I also integrated a MiDi controller to easily make the program change from a non-interactive mode with animations, to an interactive mode controlled by a single person.

I initially wanted to hide the screen showing the pose estimation results but when setting it up people walking by saw it and were amazed at how well it worked - I decided to leave this screen visible during the show and it was a great choice because people loved to see it and it helped them understand how the installation worked.

Showing the results of PoseNet on a screen proved to greatly help explain how the installation worked.

One of the main challenges I had was that while PoseNet can work with multiple people, the installation was designed to work with only one person. Additionally, PoseNet can not associate the same person to the same pose between frames - the returned poses are ordered by confidence score. So often the pose would jump between the keypoints of different people, causing a jittery effect.

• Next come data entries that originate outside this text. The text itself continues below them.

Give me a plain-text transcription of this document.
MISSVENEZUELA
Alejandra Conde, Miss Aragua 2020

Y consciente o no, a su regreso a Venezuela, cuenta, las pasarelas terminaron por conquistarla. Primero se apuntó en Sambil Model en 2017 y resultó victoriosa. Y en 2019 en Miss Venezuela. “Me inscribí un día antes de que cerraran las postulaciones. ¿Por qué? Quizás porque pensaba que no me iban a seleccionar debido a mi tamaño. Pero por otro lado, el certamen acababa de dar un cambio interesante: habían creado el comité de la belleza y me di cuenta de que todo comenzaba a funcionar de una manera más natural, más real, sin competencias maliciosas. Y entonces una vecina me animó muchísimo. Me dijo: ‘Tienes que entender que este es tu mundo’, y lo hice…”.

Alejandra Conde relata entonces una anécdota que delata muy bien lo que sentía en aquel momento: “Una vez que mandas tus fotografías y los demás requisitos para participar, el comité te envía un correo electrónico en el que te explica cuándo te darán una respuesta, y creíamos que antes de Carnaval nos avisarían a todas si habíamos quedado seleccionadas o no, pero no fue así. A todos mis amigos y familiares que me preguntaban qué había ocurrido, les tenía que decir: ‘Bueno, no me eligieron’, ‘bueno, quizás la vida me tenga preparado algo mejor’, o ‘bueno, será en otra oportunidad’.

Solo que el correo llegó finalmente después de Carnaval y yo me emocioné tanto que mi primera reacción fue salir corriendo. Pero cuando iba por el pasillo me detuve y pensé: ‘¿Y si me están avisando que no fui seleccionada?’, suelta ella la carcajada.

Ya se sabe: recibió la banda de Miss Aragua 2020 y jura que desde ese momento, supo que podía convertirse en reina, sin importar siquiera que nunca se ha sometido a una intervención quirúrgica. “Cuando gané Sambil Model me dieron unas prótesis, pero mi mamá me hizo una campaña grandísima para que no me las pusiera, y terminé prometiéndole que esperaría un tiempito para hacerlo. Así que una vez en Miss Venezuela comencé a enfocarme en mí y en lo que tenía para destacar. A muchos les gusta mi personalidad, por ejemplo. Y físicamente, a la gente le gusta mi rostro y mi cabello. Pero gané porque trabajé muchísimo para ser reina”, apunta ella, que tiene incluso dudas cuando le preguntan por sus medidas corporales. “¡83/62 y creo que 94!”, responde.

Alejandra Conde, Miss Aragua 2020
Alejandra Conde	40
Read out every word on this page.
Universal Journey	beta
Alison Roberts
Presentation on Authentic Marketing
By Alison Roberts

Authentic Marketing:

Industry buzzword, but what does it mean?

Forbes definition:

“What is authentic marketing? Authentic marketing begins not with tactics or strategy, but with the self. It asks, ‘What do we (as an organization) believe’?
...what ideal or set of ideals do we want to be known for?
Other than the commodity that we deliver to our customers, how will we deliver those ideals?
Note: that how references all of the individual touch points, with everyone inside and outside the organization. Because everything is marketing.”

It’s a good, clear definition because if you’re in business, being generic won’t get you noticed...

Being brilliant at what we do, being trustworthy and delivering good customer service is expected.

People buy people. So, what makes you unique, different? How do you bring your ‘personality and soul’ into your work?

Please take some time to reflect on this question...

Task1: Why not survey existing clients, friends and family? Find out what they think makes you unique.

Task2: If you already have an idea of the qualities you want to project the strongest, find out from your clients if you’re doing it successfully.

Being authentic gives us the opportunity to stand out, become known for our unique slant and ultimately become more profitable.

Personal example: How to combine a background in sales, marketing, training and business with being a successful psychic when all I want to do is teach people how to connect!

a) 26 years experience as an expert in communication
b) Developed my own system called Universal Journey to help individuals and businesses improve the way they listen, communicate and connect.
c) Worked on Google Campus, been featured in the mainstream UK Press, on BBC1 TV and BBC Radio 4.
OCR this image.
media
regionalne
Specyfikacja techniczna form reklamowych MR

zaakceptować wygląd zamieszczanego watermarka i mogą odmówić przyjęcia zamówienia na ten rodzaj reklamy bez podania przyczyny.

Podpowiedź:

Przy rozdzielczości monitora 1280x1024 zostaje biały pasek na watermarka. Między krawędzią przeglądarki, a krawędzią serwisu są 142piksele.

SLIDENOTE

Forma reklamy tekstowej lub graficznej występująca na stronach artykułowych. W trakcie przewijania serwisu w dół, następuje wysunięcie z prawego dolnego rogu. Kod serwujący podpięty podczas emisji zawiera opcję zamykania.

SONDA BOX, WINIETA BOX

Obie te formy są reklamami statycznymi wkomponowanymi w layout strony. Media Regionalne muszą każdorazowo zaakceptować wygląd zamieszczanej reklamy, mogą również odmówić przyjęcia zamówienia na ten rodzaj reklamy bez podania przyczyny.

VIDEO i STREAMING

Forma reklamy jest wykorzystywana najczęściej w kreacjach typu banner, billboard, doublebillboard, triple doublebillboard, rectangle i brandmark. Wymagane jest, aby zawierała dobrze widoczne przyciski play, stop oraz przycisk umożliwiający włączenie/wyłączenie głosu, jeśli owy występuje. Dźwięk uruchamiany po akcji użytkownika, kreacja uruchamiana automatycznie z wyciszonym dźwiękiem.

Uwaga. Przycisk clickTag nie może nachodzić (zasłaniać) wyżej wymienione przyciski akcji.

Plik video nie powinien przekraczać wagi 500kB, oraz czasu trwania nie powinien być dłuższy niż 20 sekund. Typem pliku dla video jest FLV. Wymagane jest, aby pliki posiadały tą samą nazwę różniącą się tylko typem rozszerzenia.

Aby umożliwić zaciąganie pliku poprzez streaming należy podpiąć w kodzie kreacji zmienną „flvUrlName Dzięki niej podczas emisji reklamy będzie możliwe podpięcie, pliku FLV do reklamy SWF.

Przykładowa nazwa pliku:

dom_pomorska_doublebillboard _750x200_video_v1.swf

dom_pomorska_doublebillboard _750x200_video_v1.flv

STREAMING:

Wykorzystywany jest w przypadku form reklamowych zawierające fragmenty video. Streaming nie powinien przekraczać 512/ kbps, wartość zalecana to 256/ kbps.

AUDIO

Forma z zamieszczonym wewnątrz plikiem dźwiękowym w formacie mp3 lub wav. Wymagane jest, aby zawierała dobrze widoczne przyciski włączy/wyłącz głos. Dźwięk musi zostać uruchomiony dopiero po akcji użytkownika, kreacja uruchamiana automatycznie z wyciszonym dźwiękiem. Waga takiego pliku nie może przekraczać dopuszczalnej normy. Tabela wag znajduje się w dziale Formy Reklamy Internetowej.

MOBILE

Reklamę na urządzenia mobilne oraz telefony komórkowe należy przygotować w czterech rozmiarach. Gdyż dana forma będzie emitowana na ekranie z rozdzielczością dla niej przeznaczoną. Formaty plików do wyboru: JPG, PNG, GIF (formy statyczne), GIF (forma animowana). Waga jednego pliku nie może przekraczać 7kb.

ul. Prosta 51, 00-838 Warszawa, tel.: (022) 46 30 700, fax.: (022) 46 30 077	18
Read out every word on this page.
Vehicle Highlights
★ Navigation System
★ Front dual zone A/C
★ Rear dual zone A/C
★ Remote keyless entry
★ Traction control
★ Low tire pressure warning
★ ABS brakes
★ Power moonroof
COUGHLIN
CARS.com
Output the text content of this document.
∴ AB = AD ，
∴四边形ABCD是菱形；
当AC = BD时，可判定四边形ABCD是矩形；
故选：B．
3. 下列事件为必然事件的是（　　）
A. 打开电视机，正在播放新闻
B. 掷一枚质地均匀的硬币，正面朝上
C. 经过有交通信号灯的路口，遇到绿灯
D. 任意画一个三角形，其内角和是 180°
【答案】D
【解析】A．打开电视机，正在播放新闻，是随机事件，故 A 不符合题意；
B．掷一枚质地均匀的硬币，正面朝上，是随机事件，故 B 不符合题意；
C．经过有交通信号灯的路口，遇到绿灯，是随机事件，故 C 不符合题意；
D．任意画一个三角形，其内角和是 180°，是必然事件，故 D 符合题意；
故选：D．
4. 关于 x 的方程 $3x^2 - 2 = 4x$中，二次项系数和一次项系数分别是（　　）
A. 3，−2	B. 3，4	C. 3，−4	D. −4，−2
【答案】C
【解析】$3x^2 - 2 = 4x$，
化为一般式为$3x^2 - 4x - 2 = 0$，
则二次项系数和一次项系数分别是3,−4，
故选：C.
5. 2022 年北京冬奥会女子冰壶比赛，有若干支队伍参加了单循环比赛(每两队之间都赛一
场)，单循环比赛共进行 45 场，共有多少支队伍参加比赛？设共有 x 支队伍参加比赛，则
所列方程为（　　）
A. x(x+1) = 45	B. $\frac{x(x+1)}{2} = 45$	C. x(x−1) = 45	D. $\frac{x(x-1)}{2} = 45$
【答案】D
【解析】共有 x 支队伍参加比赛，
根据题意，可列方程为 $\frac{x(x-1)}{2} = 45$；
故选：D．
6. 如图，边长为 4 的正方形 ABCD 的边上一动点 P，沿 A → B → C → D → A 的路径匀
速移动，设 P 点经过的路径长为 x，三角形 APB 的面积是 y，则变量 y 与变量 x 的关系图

I tried a few things to get it to work with the main person interacting with it. One of the things I tried was selecting the person with the bounding box closest to the center. This didn’t work well because if someone was standing behind and was closer to the center, they were the one selected. The solution I settled on was selecting the person with the lowest bottom of the bounding box, which is essentially the person closest to the installation. This worked pretty well unless the person was too close, or other people stood next to the person but slightly in front of them.

The installation would get glitchy when multiple people stood next to each other in front of it, as it would jump between having each of them control it. It proved challenging to have the same person control it between each frame.

This glitchiness in selecting the right person, and the fact that the installation itself didnt work perfectly ended up being a blessing in disguise because when people tried for a while to figure out how it worked, it resulted in insteresting behavior. If it had just worked well I theorize people would have gone up to it, been satisfied, and walked away. This sort of delayed gratification that people got when it finally worked I believe increased the engagement time and resulting in more interesting behavior. Additionally, observing how kids wanted to interact with it when they had the freedom to behave how they wanted in front of the camera brought out some really funny behavior.

It was inspiring to see the many different ways people interacted with it and I look forward to continuing this work further.